According to the state, bitcoin and other virtual currencies are treated as property, and a retail sale that’s paid for with bitcoin is treated as a barter transaction — which, the state says, actually consists of two separate sale transactions, because each party “gives something of value to the other in order to receive something of value in return,” according to the memorandum.
The memorandum continues: “As a result, if a seller uses convertible virtual currency as consideration for goods or services, sales tax is due based on the amount allowed in exchange for the virtual currency. If the customer that provides convertible virtual currency in the trade receives property that is subject to tax, the customer owes tax based on the market value of the virtual currency at the time of the transaction, converted to U.S. dollars.”

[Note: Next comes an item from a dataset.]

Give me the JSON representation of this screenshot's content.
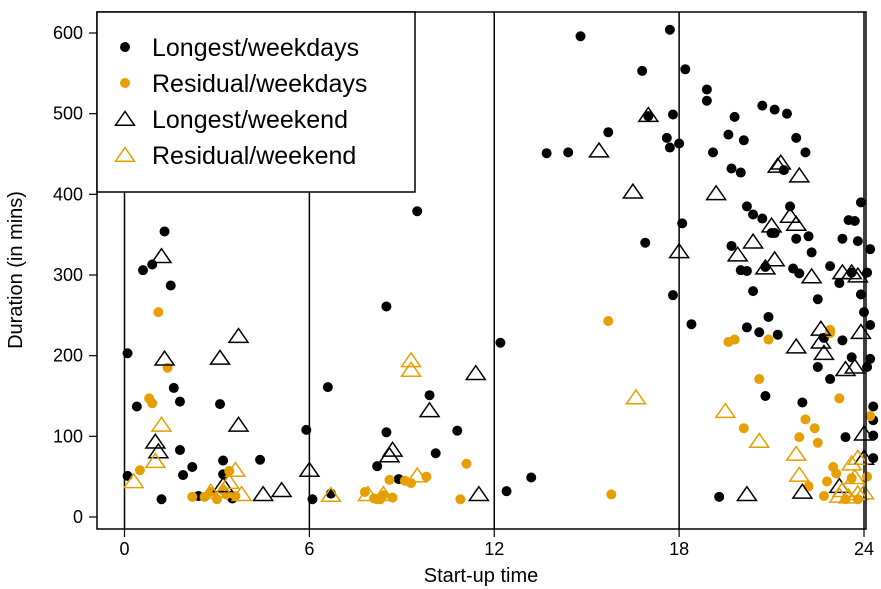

New Jersey’s current sales tax rate is 7 percent, with some exceptions that can make it lower, according to TaxRates.com. It’s the responsibility of sellers to keep track of documentation, including the dollar value of bitcoin at the time of the transaction, and remit any sales taxes due — in U.S. dollars — to the state.
Odd as the double-sales-tax treatment sounds, it’s in line with an IRS notice in March that said bitcoin should be treated as property for tax purposes. According to the Bitcoin Foundation, that “may make compliance with tax laws unnecessarily cumbersome and imposes untenable recording and reporting requirements on its users,” NEWSBTC reported.
While the New Jersey tax guidance deals with the bitcoin-as-property implications for retailers, it leaves unclear how less conventional uses of bitcoin, such as for international money transfers, might be affected.